Dartmouth Banner Possible Exploit

When you're requesting pages (such as transcripts, DASH, etc.) through Dartmouth Banner, you slowly accumulate cookies. But only one of them is actually used to verify who you are: the SESSID one. It's a base64 encoding of what appears to be 6 random alphanumerics, followed by your PIDM, the Banner specific code that was the root of the previous exploit. It locks you out if you try and use an old SESSID, and forces you to log in again.

Might be interesting to see if it can be detected as to how the random precursor is computed, or if you can exploit the pseudo-constant nature to get access without login credentials. I'll come back to this if I have some free time.

Update: this (most likely) isn't possible. I found this PDF which was a godsend into how Banner's system works.

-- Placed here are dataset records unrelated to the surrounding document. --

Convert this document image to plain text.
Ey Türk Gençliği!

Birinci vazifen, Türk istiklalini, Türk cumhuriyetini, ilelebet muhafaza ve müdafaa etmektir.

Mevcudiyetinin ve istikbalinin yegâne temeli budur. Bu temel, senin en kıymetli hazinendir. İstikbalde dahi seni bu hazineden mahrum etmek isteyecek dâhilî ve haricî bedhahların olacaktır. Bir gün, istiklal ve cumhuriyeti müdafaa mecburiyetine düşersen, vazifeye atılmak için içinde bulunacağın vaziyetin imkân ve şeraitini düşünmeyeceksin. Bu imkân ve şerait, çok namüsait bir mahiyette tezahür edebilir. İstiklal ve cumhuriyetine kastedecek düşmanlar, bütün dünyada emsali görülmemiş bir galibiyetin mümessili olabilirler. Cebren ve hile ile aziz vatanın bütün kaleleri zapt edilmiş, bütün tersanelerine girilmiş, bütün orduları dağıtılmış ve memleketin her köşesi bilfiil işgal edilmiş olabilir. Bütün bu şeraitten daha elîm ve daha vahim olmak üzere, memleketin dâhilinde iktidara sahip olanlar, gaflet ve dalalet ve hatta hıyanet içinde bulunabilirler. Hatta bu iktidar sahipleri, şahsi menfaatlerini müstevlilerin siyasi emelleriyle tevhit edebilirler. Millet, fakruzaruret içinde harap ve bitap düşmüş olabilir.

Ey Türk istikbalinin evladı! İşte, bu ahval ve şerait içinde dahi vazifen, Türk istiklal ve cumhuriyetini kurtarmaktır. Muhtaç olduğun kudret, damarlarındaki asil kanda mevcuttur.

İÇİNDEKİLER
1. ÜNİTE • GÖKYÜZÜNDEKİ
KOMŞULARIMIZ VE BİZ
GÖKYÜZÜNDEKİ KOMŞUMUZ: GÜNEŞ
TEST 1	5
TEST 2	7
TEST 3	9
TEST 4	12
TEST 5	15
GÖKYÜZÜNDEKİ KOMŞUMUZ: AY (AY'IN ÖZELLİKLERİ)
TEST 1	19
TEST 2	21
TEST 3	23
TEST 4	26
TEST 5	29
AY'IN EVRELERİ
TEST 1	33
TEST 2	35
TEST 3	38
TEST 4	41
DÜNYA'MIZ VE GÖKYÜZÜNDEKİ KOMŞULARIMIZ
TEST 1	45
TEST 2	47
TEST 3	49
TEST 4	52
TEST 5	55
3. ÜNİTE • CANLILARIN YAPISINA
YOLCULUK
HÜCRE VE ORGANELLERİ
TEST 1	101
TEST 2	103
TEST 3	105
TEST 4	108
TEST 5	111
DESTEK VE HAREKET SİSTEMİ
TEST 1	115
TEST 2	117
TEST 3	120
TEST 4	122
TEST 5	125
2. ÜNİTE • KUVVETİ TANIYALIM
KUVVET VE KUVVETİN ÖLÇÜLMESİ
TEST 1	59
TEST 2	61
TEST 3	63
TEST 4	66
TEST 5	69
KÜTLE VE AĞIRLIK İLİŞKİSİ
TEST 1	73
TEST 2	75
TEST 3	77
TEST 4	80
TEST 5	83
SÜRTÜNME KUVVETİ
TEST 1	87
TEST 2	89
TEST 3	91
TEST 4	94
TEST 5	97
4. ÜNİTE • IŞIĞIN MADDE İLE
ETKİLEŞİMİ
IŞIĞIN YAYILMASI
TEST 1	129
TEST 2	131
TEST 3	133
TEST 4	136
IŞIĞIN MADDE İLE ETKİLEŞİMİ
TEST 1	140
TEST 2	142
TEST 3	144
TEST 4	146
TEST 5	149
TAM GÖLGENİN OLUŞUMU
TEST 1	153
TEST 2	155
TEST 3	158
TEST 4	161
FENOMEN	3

On page 125, it describes the "Web SessionID Table", which is the table that holds information about your SESSID, the login variable I identified earlier. It turns out that it's a base64 encoding of the webid, the randomly generated precursor (which appears to be generated by the second) and the pidm, which is the Banner specific code. Weirdly the webid appears to be a random alpha-numeric A-Z, 0-9 (all uppercase). However, there are never any Z's (I downloaded over 500 of them to run some quick analysis), and there are double the number of 0's you would expect, leading me to believe that the webid for some reason generates a 6-digit base36 string, and then converts all the Z's into 0's.